Çifte vesayet düzeni sona erdirilmedikçe...
Yusuf Kaplan
14 Nisan 2017
Türkiye'de iki vesayet düzeni hâkim iki asırdır.
Birincisi, bürokratik vesayet düzeni.
İkincisi de, kültürel vesayet düzeni.
Türkiye fiilen Batılılar tarafından sömürgeleştirilemedi ama zihnen Batıcılar tarafından sömürgeleştirildi.
Bürokratik vesayet düzeni, devleti, milletin elinden aldı.
Kültürel vesayet düzeni de, milleti zihnen teslim aldı.
Çifte kuşatma bu: Tavandan bürokratik vesayet sistemiyle, tabandan kültürel / zihnî vesayet düzeniyle Türkiye kuşatıldı.

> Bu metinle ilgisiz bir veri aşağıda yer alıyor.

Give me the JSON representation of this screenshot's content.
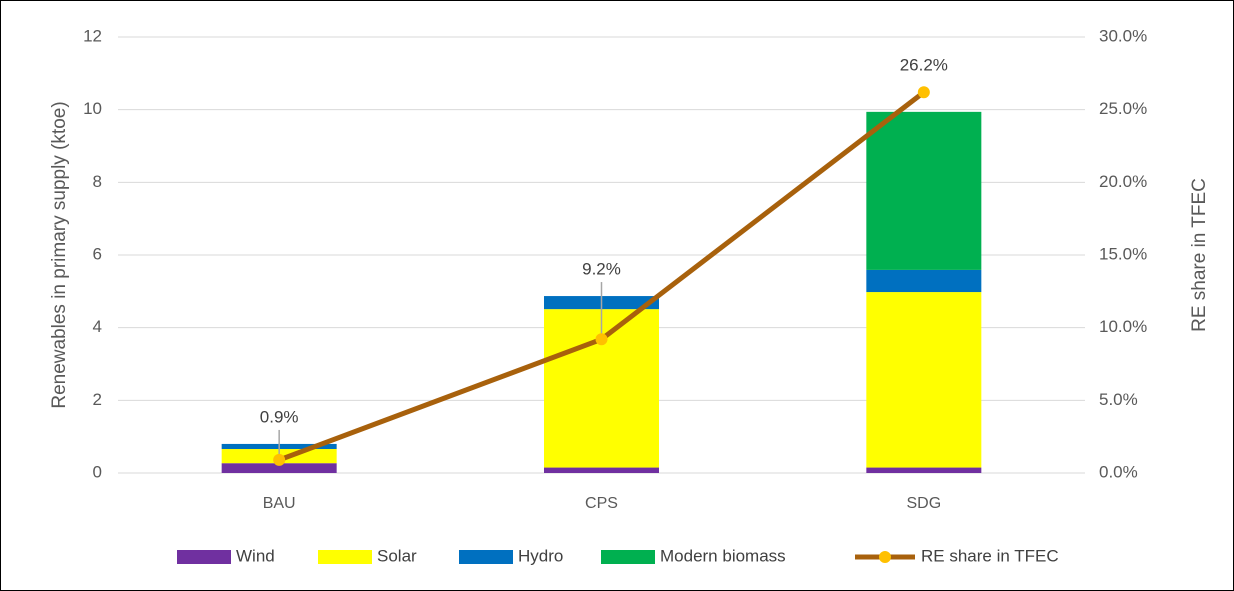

Artık şu kesin: Bu çifte kuşatma yarılmadıkça, Türkiye düzlüğe çıkamaz, kendi geleceğini kendi elleriyle kuramaz!
İKİ ASIRLIK BÜROKRATİK VESAYETİN KISA HİKÂYESİ...
...............
ÇİFTE KUŞATMA YARILACAK... TARİHÎ YOLCULUĞA YENİDEN ÇIKILACAK...
İşte bu çifte kuşatmanın yarılması kaçınılmazdı.
Adım adım hayata geçirilen bu çifte kuşatma iki asırdır, bu toplumun ruh köklerini kuruttu, tarih şuurunu yerle bir etti, özgüvenini yok etti.
Ama artık sona gelindi: Türkiye, ya bu kuşatmayı yarayacak er ya da geç; ya da -Allah korusun ama- yok olmaktan kurtulamayacak...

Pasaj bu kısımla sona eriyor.